McDonald’s has been playing their cards at attempting honesty and transparency. A smart move for the brand who is often accused of quite the opposite.
Within one of their Canadian websites, they offer customers the opportunity to ask them any question that’s on their mind. McDonald’s then replies directly to the question either by written reply or video.
Recently, Hope Bagozzi, Director of marketing for McDonald’s Canada, replied to the question:
“Why does your food look different in the advertising than what is in the store?”
Here is the video reply where Bagozzi thoroughly responds to this question:
Although there seems to be mixed feelings about the truth revealed within this video, the general sentiment seems to be that people are:
- Happy with the thorough answer; and
- Happy to see McDonald’s taking a transparent approach and proactively shining some positive light on their brand.
Not just the easy questions
Within this honesty campaign, I was happy to find that McDonald’s is staying true to their word and not only answering the easy questions. When asked:
“Is your beef actually 100% pure beef or is that just the name of the company?”

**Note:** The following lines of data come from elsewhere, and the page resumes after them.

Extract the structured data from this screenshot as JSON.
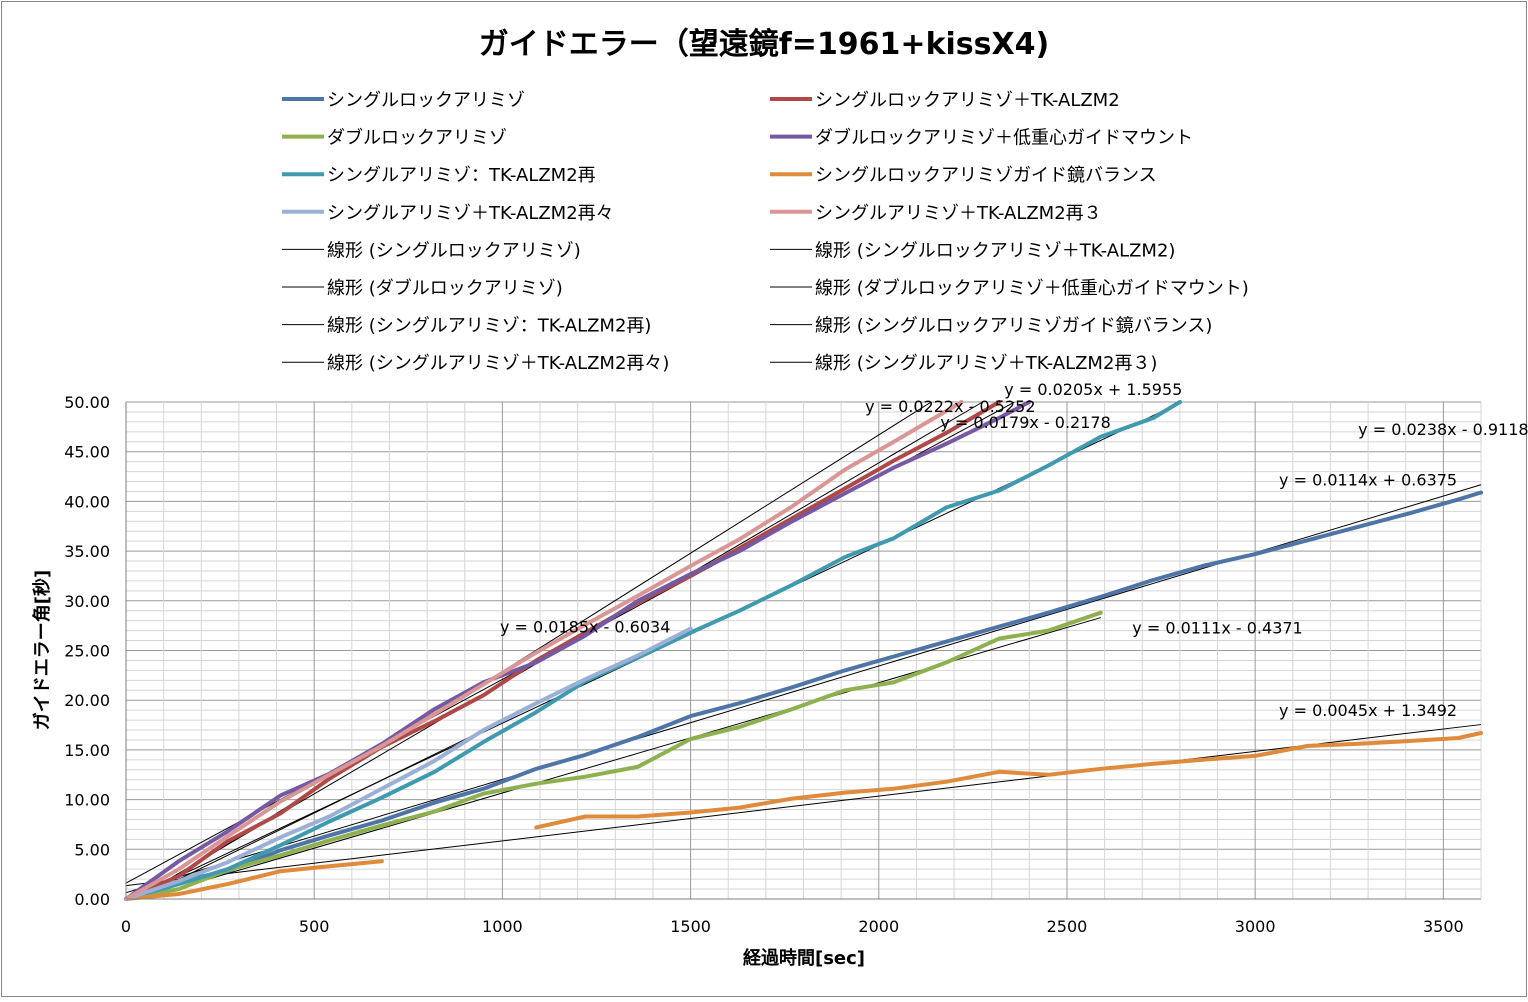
{
  "chart_data": {
    "type": "line",
    "title": "ガイドエラー（望遠鏡f=1961+kissX4)",
    "xlabel": "経過時間[sec]",
    "ylabel": "ガイドエラー角[秒]",
    "xlim": [
      0,
      3600
    ],
    "ylim": [
      0,
      50
    ],
    "x_ticks": [
      "0",
      "500",
      "1000",
      "1500",
      "2000",
      "2500",
      "3000",
      "3500"
    ],
    "y_ticks": [
      "0.00",
      "5.00",
      "10.00",
      "15.00",
      "20.00",
      "25.00",
      "30.00",
      "35.00",
      "40.00",
      "45.00",
      "50.00"
    ],
    "grid": true,
    "legend_position": "top",
    "series": [
      {
        "name": "シングルロックアリミゾ",
        "color": "#4F74A8",
        "points": [
          [
            0,
            0
          ],
          [
            140,
            1.8
          ],
          [
            270,
            2.8
          ],
          [
            410,
            4.9
          ],
          [
            540,
            6.4
          ],
          [
            680,
            7.9
          ],
          [
            820,
            9.7
          ],
          [
            950,
            11.1
          ],
          [
            1090,
            13.1
          ],
          [
            1220,
            14.5
          ],
          [
            1360,
            16.3
          ],
          [
            1500,
            18.4
          ],
          [
            1630,
            19.7
          ],
          [
            1770,
            21.3
          ],
          [
            1910,
            23.0
          ],
          [
            2040,
            24.4
          ],
          [
            2180,
            25.9
          ],
          [
            2320,
            27.4
          ],
          [
            2450,
            28.8
          ],
          [
            2590,
            30.4
          ],
          [
            2730,
            32.1
          ],
          [
            2860,
            33.5
          ],
          [
            3000,
            34.7
          ],
          [
            3140,
            36.1
          ],
          [
            3270,
            37.4
          ],
          [
            3410,
            38.8
          ],
          [
            3540,
            40.2
          ],
          [
            3600,
            40.9
          ]
        ]
      },
      {
        "name": "シングルロックアリミゾ＋TK-ALZM2",
        "color": "#B04848",
        "points": [
          [
            0,
            0
          ],
          [
            140,
            2.3
          ],
          [
            270,
            5.8
          ],
          [
            410,
            8.6
          ],
          [
            540,
            12.1
          ],
          [
            680,
            15.3
          ],
          [
            820,
            17.9
          ],
          [
            950,
            20.5
          ],
          [
            1090,
            24.0
          ],
          [
            1220,
            26.8
          ],
          [
            1360,
            29.8
          ],
          [
            1500,
            32.5
          ],
          [
            1630,
            35.3
          ],
          [
            1770,
            38.3
          ],
          [
            1910,
            41.3
          ],
          [
            2040,
            44.1
          ],
          [
            2180,
            46.9
          ],
          [
            2320,
            50.0
          ]
        ]
      },
      {
        "name": "ダブルロックアリミゾ",
        "color": "#8EB04F",
        "points": [
          [
            0,
            0
          ],
          [
            140,
            1.0
          ],
          [
            270,
            2.9
          ],
          [
            410,
            4.4
          ],
          [
            540,
            5.9
          ],
          [
            680,
            7.4
          ],
          [
            820,
            8.8
          ],
          [
            950,
            10.6
          ],
          [
            1090,
            11.6
          ],
          [
            1220,
            12.3
          ],
          [
            1360,
            13.3
          ],
          [
            1500,
            16.1
          ],
          [
            1630,
            17.3
          ],
          [
            1770,
            19.1
          ],
          [
            1910,
            21.0
          ],
          [
            2040,
            21.8
          ],
          [
            2180,
            23.8
          ],
          [
            2320,
            26.2
          ],
          [
            2450,
            27.0
          ],
          [
            2590,
            28.8
          ]
        ]
      },
      {
        "name": "ダブルロックアリミゾ＋低重心ガイドマウント",
        "color": "#7659A3",
        "points": [
          [
            0,
            0
          ],
          [
            140,
            3.8
          ],
          [
            270,
            6.8
          ],
          [
            410,
            10.4
          ],
          [
            540,
            12.6
          ],
          [
            680,
            15.6
          ],
          [
            820,
            19.1
          ],
          [
            950,
            21.8
          ],
          [
            1090,
            23.8
          ],
          [
            1220,
            26.5
          ],
          [
            1360,
            30.0
          ],
          [
            1500,
            32.7
          ],
          [
            1630,
            35.0
          ],
          [
            1770,
            38.0
          ],
          [
            1910,
            40.8
          ],
          [
            2040,
            43.4
          ],
          [
            2180,
            45.8
          ],
          [
            2320,
            48.4
          ],
          [
            2400,
            50.0
          ]
        ]
      },
      {
        "name": "シングルアリミゾ：TK-ALZM2再",
        "color": "#3F9AAF",
        "points": [
          [
            0,
            0
          ],
          [
            140,
            1.5
          ],
          [
            270,
            3.0
          ],
          [
            410,
            5.4
          ],
          [
            540,
            7.8
          ],
          [
            680,
            10.2
          ],
          [
            820,
            12.8
          ],
          [
            950,
            15.8
          ],
          [
            1090,
            18.8
          ],
          [
            1220,
            21.9
          ],
          [
            1360,
            24.3
          ],
          [
            1500,
            26.8
          ],
          [
            1630,
            29.0
          ],
          [
            1770,
            31.6
          ],
          [
            1910,
            34.4
          ],
          [
            2040,
            36.3
          ],
          [
            2180,
            39.4
          ],
          [
            2320,
            41.1
          ],
          [
            2450,
            43.6
          ],
          [
            2590,
            46.5
          ],
          [
            2730,
            48.4
          ],
          [
            2800,
            50.0
          ]
        ]
      },
      {
        "name": "シングルロックアリミゾガイド鏡バランス",
        "color": "#E08A3C",
        "points": [
          [
            0,
            0
          ],
          [
            140,
            0.5
          ],
          [
            270,
            1.5
          ],
          [
            410,
            2.8
          ],
          [
            540,
            3.3
          ],
          [
            680,
            3.8
          ]
        ]
      },
      {
        "name": "シングルロックアリミゾガイド鏡バランス",
        "color": "#E08A3C",
        "points": [
          [
            1090,
            7.2
          ],
          [
            1220,
            8.3
          ],
          [
            1360,
            8.3
          ],
          [
            1500,
            8.7
          ],
          [
            1630,
            9.2
          ],
          [
            1770,
            10.1
          ],
          [
            1910,
            10.7
          ],
          [
            2040,
            11.1
          ],
          [
            2180,
            11.8
          ],
          [
            2320,
            12.8
          ],
          [
            2450,
            12.5
          ],
          [
            2590,
            13.1
          ],
          [
            2730,
            13.6
          ],
          [
            2860,
            14.0
          ],
          [
            3000,
            14.4
          ],
          [
            3140,
            15.4
          ],
          [
            3270,
            15.6
          ],
          [
            3410,
            15.9
          ],
          [
            3540,
            16.2
          ],
          [
            3600,
            16.7
          ]
        ]
      },
      {
        "name": "シングルアリミゾ＋TK-ALZM2再々",
        "color": "#9BB0D6",
        "points": [
          [
            0,
            0
          ],
          [
            140,
            1.8
          ],
          [
            270,
            3.7
          ],
          [
            410,
            6.2
          ],
          [
            540,
            8.3
          ],
          [
            680,
            11.1
          ],
          [
            820,
            13.9
          ],
          [
            950,
            17.0
          ],
          [
            1090,
            19.7
          ],
          [
            1220,
            22.1
          ],
          [
            1360,
            24.5
          ],
          [
            1500,
            27.2
          ]
        ]
      },
      {
        "name": "シングルアリミゾ＋TK-ALZM2再３",
        "color": "#D99694",
        "points": [
          [
            0,
            0
          ],
          [
            140,
            3.0
          ],
          [
            270,
            6.3
          ],
          [
            410,
            9.8
          ],
          [
            540,
            12.5
          ],
          [
            680,
            15.4
          ],
          [
            820,
            18.6
          ],
          [
            950,
            21.6
          ],
          [
            1090,
            24.8
          ],
          [
            1220,
            27.6
          ],
          [
            1360,
            30.5
          ],
          [
            1500,
            33.5
          ],
          [
            1630,
            36.2
          ],
          [
            1770,
            39.5
          ],
          [
            1910,
            43.2
          ],
          [
            2040,
            46.0
          ],
          [
            2180,
            49.1
          ],
          [
            2220,
            50.0
          ]
        ]
      }
    ],
    "trendlines": [
      {
        "name": "線形 (シングルロックアリミゾ)",
        "slope": 0.0114,
        "intercept": 0.6375,
        "x_range": [
          0,
          3600
        ],
        "label": "y = 0.0114x + 0.6375"
      },
      {
        "name": "線形 (シングルロックアリミゾ＋TK-ALZM2)",
        "slope": 0.0222,
        "intercept": -0.5252,
        "x_range": [
          0,
          2400
        ],
        "label": "y = 0.0222x - 0.5252"
      },
      {
        "name": "線形 (ダブルロックアリミゾ)",
        "slope": 0.0111,
        "intercept": -0.4371,
        "x_range": [
          0,
          2590
        ],
        "label": "y = 0.0111x - 0.4371"
      },
      {
        "name": "線形 (ダブルロックアリミゾ＋低重心ガイドマウント)",
        "slope": 0.0205,
        "intercept": 1.5955,
        "x_range": [
          0,
          2360
        ],
        "label": "y = 0.0205x + 1.5955"
      },
      {
        "name": "線形 (シングルアリミゾ：TK-ALZM2再)",
        "slope": 0.0179,
        "intercept": -0.2178,
        "x_range": [
          0,
          2810
        ],
        "label": "y = 0.0179x - 0.2178"
      },
      {
        "name": "線形 (シングルロックアリミゾガイド鏡バランス)",
        "slope": 0.0045,
        "intercept": 1.3492,
        "x_range": [
          0,
          3600
        ],
        "label": "y = 0.0045x + 1.3492"
      },
      {
        "name": "線形 (シングルアリミゾ＋TK-ALZM2再々)",
        "slope": 0.0185,
        "intercept": -0.6034,
        "x_range": [
          0,
          1500
        ],
        "label": "y = 0.0185x - 0.6034"
      },
      {
        "name": "線形 (シングルアリミゾ＋TK-ALZM2再３)",
        "slope": 0.0238,
        "intercept": -0.9118,
        "x_range": [
          0,
          2140
        ],
        "label": "y = 0.0238x - 0.9118"
      }
    ],
    "legend": [
      {
        "label": "シングルロックアリミゾ",
        "color": "#4F74A8",
        "kind": "series"
      },
      {
        "label": "シングルロックアリミゾ＋TK-ALZM2",
        "color": "#B04848",
        "kind": "series"
      },
      {
        "label": "ダブルロックアリミゾ",
        "color": "#8EB04F",
        "kind": "series"
      },
      {
        "label": "ダブルロックアリミゾ＋低重心ガイドマウント",
        "color": "#7659A3",
        "kind": "series"
      },
      {
        "label": "シングルアリミゾ：TK-ALZM2再",
        "color": "#3F9AAF",
        "kind": "series"
      },
      {
        "label": "シングルロックアリミゾガイド鏡バランス",
        "color": "#E08A3C",
        "kind": "series"
      },
      {
        "label": "シングルアリミゾ＋TK-ALZM2再々",
        "color": "#9BB0D6",
        "kind": "series"
      },
      {
        "label": "シングルアリミゾ＋TK-ALZM2再３",
        "color": "#D99694",
        "kind": "series"
      },
      {
        "label": "線形 (シングルロックアリミゾ)",
        "color": "#000000",
        "kind": "trend"
      },
      {
        "label": "線形 (シングルロックアリミゾ＋TK-ALZM2)",
        "color": "#000000",
        "kind": "trend"
      },
      {
        "label": "線形 (ダブルロックアリミゾ)",
        "color": "#000000",
        "kind": "trend"
      },
      {
        "label": "線形 (ダブルロックアリミゾ＋低重心ガイドマウント)",
        "color": "#000000",
        "kind": "trend"
      },
      {
        "label": "線形 (シングルアリミゾ：TK-ALZM2再)",
        "color": "#000000",
        "kind": "trend"
      },
      {
        "label": "線形 (シングルロックアリミゾガイド鏡バランス)",
        "color": "#000000",
        "kind": "trend"
      },
      {
        "label": "線形 (シングルアリミゾ＋TK-ALZM2再々)",
        "color": "#000000",
        "kind": "trend"
      },
      {
        "label": "線形 (シングルアリミゾ＋TK-ALZM2再３)",
        "color": "#000000",
        "kind": "trend"
      }
    ]
  }
}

here’s the video reply McDonald’s published:
Does this honesty campaign risk sending McDonald’s into a social media crisis, ruining their reputation even further?
It’s a question that is being asked, and from what I’ve seen so far, McDonald’s is doing a great job at attempting to prove their transparency and answer both the hard questions and the easier ones.

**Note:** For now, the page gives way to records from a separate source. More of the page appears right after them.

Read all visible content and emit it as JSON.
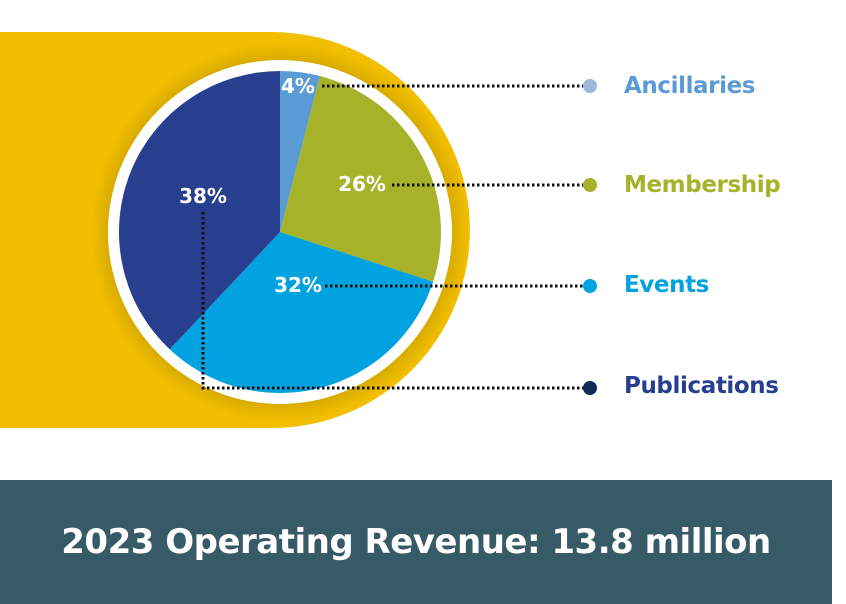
{
  "chart_data": {
    "type": "pie",
    "slices": [
      {
        "label": "Ancillaries",
        "value": 4,
        "value_label": "4%",
        "color": "#5b9bd5",
        "legend_color": "#5b9bd5",
        "dot_color": "#9db7dd"
      },
      {
        "label": "Membership",
        "value": 26,
        "value_label": "26%",
        "color": "#a5b22a",
        "legend_color": "#a5b22a",
        "dot_color": "#a5b22a"
      },
      {
        "label": "Events",
        "value": 32,
        "value_label": "32%",
        "color": "#00a3e0",
        "legend_color": "#00a3e0",
        "dot_color": "#00a3e0"
      },
      {
        "label": "Publications",
        "value": 38,
        "value_label": "38%",
        "color": "#283f8f",
        "legend_color": "#283f8f",
        "dot_color": "#0d2b55"
      }
    ],
    "start_angle_deg": 0,
    "direction": "clockwise",
    "legend_placement": "right"
  },
  "colors": {
    "backdrop": "#f2bf00",
    "backdrop_shadow": "#c9a000",
    "pie_rim": "#ffffff",
    "banner": "#365a66",
    "banner_text": "#ffffff"
  },
  "banner": {
    "text": "2023 Operating Revenue: 13.8 million"
  }
}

Because this campaign is based on truth and transparency (and of course scripted and strategically prepared by their marketing team), the only way McDonald’s could truly hurt their image with this is if they released a reply that was proven to be dishonest or less than truthful.

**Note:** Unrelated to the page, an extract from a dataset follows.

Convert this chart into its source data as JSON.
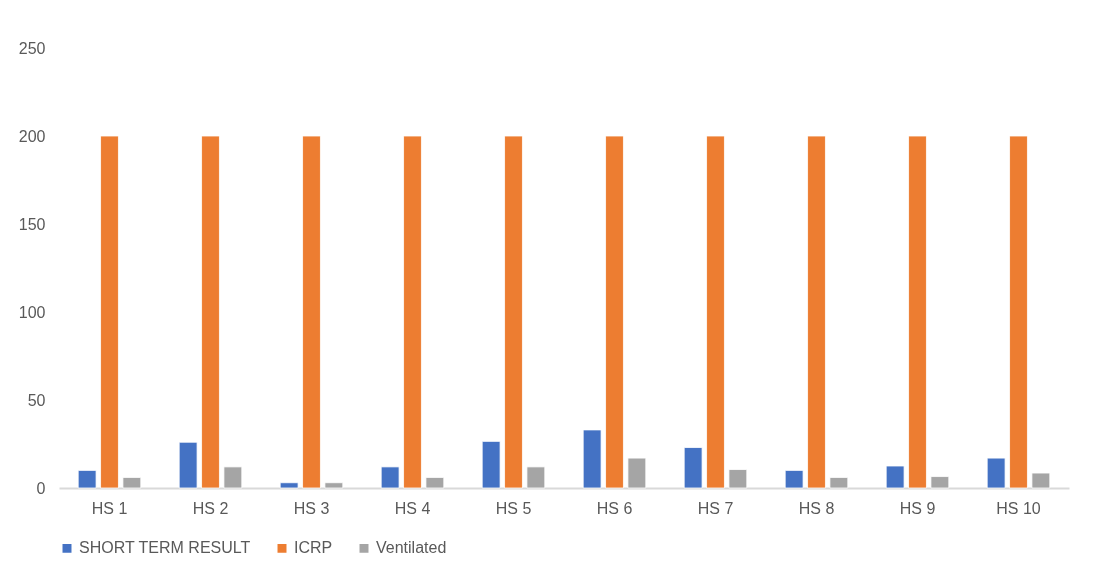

Since McDonald’s is in complete control, answering the questions they feel important to answer, crafting an honest and proving response and uploading it to their platforms, I think they’re on to something brilliant!
They’ve really embarked onto the power of social media, playing by the rules and getting creative!
What do you think of McDonald’s new truth campaign? Do you think it will help in bettering their image, or do you believe it to be just another marketing ploy that people won’t buy into? Share your thoughts with me below!
Author of Crisis Ready: Building an Invincible Brand in an Uncertain World, Melissa Agnes is a leading authority on crisis preparedness, reputation management, and brand protection. Agnes is a coveted keynote speaker, commentator, and advisor to some of today’s leading organizations faced with the greatest risks. Learn more about Melissa and her work here.
Javier Arronis says
Excellent post Melissa, as ussual, I think McDonalds is a company that has as many supporters as detractors, but has managed to survive very harsh campaigns against them not only because they has managed to fight back with big marketing campaigns and advertising investment but because they have a product that is attractive for many people.
McDonald´s are not high quality but fast food restaurants, and many people like them so there is nothing wrong with it if they are honest and transparent when communicate with their customers, that´s why I´m totally agree when you say that "They’ve really embarked onto the power of social media, playing by the rules and getting creative!"
Melissa Agnes says
McDonald's is one of the biggest and oldest brands in the world, and no matter how we may dislike them, or know that their food leads to obesity and diabetes, many of us still find ourselves indulging in a BigMac from time to time (and others more often).
Their ability to adapt to new trends and now attempt to meet the public's demand of transparency and trust is what continues to keep them strong and resilient.
Thanks, once again, for taking the time to leave your thoughts, Javier!
McDonalds (and all other businesses in the industry) can serve up the junk food, but they're not forcing anybody to eat it. People need to take responsibility for what they put in their bodies, and the bodies of their kids. There's a bigger issue here around food distribution and (lack of) government subsidies for healthy food but I won't go into that.
As I posted on LinkedIn, this is a clever campaign and I cannot see how it can hurt their business. People like honesty, and most people have inbuilt B.S detectors.
Melissa Agnes says
Not so sure if I'd say most people have built-in BS detectors, but many do!! I agree with you, Anf, it is clever and unless their untruthful or decide not to answer some extremely hard questions, it will only be good for their brand and reputation.
As for people taking responsibility for what they put into their bodies… you're right, but not something to get in to on this blog!
Thanks for taking the time to post both comments!
I love the campaign!
With the past decade’s bad press on fast food this seems like a great PR step forward, before another “Supersize Me” hits the box office. After all, the advertising (photo retouching) process has been exposed by other big brands like Dove so it’s no longer a mystery nor a risk. In the current world where increasingly skeptical & informed consumers are over saturated with advertisements, honesty is a fantastic way forward. Cheers to the end of the spin era in PR! =)
As for social media, it’s merely a tool, that contemporary businesses can’t afford to be disengaged from. The campaign’s strategy and concept did well in maximizing the interactive aspect of social media. As for a social media crisis, McDonalds have been receiving harsh critics for decades now, with or without effort from the organization, hence this campaign seems more like a crisis prevention from my humble point of view!